Voice & Audio
VexAI provides comprehensive voice and audio capabilities: text-to-speech, speech-to-text, voice channels, meeting transcription, and an interactive voice assistant.
Overview
The voice system is built around a self-hosted-first philosophy: every provider supports a local option that requires only a baseUrl and no API keys. Cloud providers (OpenAI, Google, ElevenLabs) are also fully supported for users who prefer managed services.
You can run the entire voice stack at zero cost using Kokoro TTS + faster-whisper STT locally. No API keys needed. Just point baseUrl at your local service.
Text-to-Speech (TTS)
Generate spoken audio from text and send it to any Discord channel. The TTS system is a standalone tool available to the bot in all contexts.
Providers
| Provider | Key Required | Models | Notes |
|---|---|---|---|
openai |
Yes | tts-1, tts-1-hd | High quality ยท Voices: alloy, echo, fable, onyx, nova, shimmer |
google |
Yes | - | Google Cloud Text-to-Speech |
elevenlabs |
Yes | - | Premium voice cloning and synthesis |
local |
No | Any | Kokoro, Piper, AllTalk, or any OpenAI-compatible /v1/audio/speech endpoint |
All providers support a custom baseUrl for self-hosted or proxied endpoints.
Configuration
{
"voice": {
"tts": {
"provider": "local",
"baseUrl": "http://localhost:8880",
"voice": "af_heart",
"model": "kokoro"
}
}
}
Speech-to-Text (STT)
Transcribe voice messages, audio files, and audio from any URL. Automatic format fallback converts OGG/Opus to WAV via ffmpeg when the STT provider requires it.
Providers
| Provider | Key Required | Notes |
|---|---|---|
whisper-api |
Yes | OpenAI Whisper API |
google |
Yes | Google Cloud Speech-to-Text |
local |
No | faster-whisper, whisper.cpp, or any OpenAI-compatible /v1/audio/transcriptions endpoint |
Discord voice messages use OGG/Opus. If your STT provider doesn't support Opus natively, VexAI automatically converts to WAV using ffmpeg. Make sure ffmpeg is installed in your environment.
Voice Channels
VexAI can join and interact in Discord voice channels with full audio capabilities:
- Join & Leave: Connect to any voice channel the bot has access to
- Speak: Stream TTS audio directly into the voice channel
- Listen & Transcribe: Capture and transcribe user speech in real-time
- Always Unmuted: The bot is always unmuted in voice; deafen/undeafen controls listening mode
- Chunked Streaming: Long speech is chunked to prevent audio cutoff
Meeting Mode
Have VexAI join a voice channel and transcribe everything that's said. When the meeting ends, the bot produces a full transcript.
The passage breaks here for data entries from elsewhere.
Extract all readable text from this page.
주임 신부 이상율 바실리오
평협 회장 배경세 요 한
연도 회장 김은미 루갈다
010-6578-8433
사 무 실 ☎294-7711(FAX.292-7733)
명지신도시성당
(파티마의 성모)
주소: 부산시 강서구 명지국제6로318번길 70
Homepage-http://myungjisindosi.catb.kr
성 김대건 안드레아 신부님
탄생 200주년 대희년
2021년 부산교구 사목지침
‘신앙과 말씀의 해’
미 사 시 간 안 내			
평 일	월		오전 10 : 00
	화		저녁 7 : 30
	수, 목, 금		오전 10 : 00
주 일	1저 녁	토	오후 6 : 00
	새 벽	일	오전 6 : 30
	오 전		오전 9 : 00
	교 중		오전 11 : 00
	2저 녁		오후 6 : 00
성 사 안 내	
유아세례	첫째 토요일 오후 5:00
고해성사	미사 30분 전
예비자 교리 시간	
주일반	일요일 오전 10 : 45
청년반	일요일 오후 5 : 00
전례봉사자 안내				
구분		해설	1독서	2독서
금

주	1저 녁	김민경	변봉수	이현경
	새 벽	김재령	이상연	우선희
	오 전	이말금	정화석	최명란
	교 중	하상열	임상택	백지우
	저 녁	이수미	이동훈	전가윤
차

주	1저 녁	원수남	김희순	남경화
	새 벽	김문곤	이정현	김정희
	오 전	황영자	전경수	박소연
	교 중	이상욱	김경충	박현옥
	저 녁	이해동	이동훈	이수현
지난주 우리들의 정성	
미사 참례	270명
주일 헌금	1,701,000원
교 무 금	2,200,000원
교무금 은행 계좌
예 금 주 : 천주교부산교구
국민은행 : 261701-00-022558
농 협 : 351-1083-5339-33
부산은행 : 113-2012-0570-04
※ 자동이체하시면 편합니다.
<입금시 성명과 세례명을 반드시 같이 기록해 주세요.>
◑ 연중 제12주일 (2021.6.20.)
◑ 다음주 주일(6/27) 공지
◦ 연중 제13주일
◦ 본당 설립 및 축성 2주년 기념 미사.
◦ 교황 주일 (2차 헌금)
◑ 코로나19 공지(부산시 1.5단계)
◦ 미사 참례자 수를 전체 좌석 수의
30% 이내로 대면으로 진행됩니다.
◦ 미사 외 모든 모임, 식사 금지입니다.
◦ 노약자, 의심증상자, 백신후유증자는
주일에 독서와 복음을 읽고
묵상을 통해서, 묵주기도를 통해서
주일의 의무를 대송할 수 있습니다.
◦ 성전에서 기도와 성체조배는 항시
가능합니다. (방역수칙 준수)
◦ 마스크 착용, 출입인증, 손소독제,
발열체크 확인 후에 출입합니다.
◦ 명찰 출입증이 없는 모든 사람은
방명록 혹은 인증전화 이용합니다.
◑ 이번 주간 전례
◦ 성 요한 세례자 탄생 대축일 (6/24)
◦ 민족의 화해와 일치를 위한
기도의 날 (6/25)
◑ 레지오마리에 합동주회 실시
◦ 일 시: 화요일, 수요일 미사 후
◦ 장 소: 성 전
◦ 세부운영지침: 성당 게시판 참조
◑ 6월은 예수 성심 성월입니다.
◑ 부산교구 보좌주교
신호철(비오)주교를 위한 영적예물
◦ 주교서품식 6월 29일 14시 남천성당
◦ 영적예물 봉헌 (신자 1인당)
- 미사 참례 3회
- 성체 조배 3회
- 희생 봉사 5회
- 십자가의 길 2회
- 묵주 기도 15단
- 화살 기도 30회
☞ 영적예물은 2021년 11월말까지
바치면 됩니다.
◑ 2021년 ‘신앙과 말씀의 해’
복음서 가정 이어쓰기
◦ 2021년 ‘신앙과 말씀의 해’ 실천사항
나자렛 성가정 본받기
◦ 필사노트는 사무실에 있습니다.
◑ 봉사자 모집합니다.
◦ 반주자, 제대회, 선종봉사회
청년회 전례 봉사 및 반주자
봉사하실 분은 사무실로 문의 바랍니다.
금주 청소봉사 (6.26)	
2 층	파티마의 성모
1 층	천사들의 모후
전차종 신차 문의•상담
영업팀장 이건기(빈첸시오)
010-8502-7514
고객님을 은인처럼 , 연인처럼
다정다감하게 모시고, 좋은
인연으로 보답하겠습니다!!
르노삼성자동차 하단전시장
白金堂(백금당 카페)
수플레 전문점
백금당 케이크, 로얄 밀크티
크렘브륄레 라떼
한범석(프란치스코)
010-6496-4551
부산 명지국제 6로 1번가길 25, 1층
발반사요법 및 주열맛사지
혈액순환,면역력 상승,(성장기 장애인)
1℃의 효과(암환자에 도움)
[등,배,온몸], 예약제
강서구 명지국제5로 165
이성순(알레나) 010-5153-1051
- Join a voice channel and transcribe all participants
- Produces a complete transcript when the meeting ends
- Useful for keeping records of voice discussions, standups, and planning sessions
Meeting transcripts include speaker attribution; each segment is tagged with the Discord user who spoke it.
Voice Assistant
The crown jewel of the voice system: a fully interactive voice assistant that lives in your Discord voice channel.
- Wake Word Detection: Activates on "hey vex" (configurable)
- Wake Aliases: Define additional trigger phrases
- Optional Text Responses: Mirror voice replies to a text channel
- Conversation History: Maintains context across turns (configurable max)
- Idle Timeout: Automatically leaves the channel after a period of inactivity
Configuration
{
"voice": {
"assistant": {
"enabled": true,
"wakeWord": "hey vex",
"wakeAliases": ["vex", "hey bot"],
"respondWithText": false,
"idleTimeout": 300,
"maxHistoryTurns": 10
}
}
}
The assistant continuously listens while undeafened. When it detects the wake word in transcribed speech, it captures the rest of the utterance, sends it through the full LLM pipeline (with tools), and streams the response back as TTS audio.
Self-Hosted Setup
Run the entire voice stack locally with zero API costs:
| Component | Recommended | Default Port |
|---|---|---|
| TTS | Kokoro, runs on CPU | 8880 |
| STT | faster-whisper, needs GPU for real-time | 8000 |
Kokoro TTS runs comfortably on CPU. However, faster-whisper requires a GPU (NVIDIA recommended) for real-time transcription performance. CPU-only transcription is possible but may introduce noticeable latency.
Set voice.tts.provider and voice.stt.provider to "local", point each baseUrl at your local service, and you have a fully functional voice system with no API keys and no ongoing costs.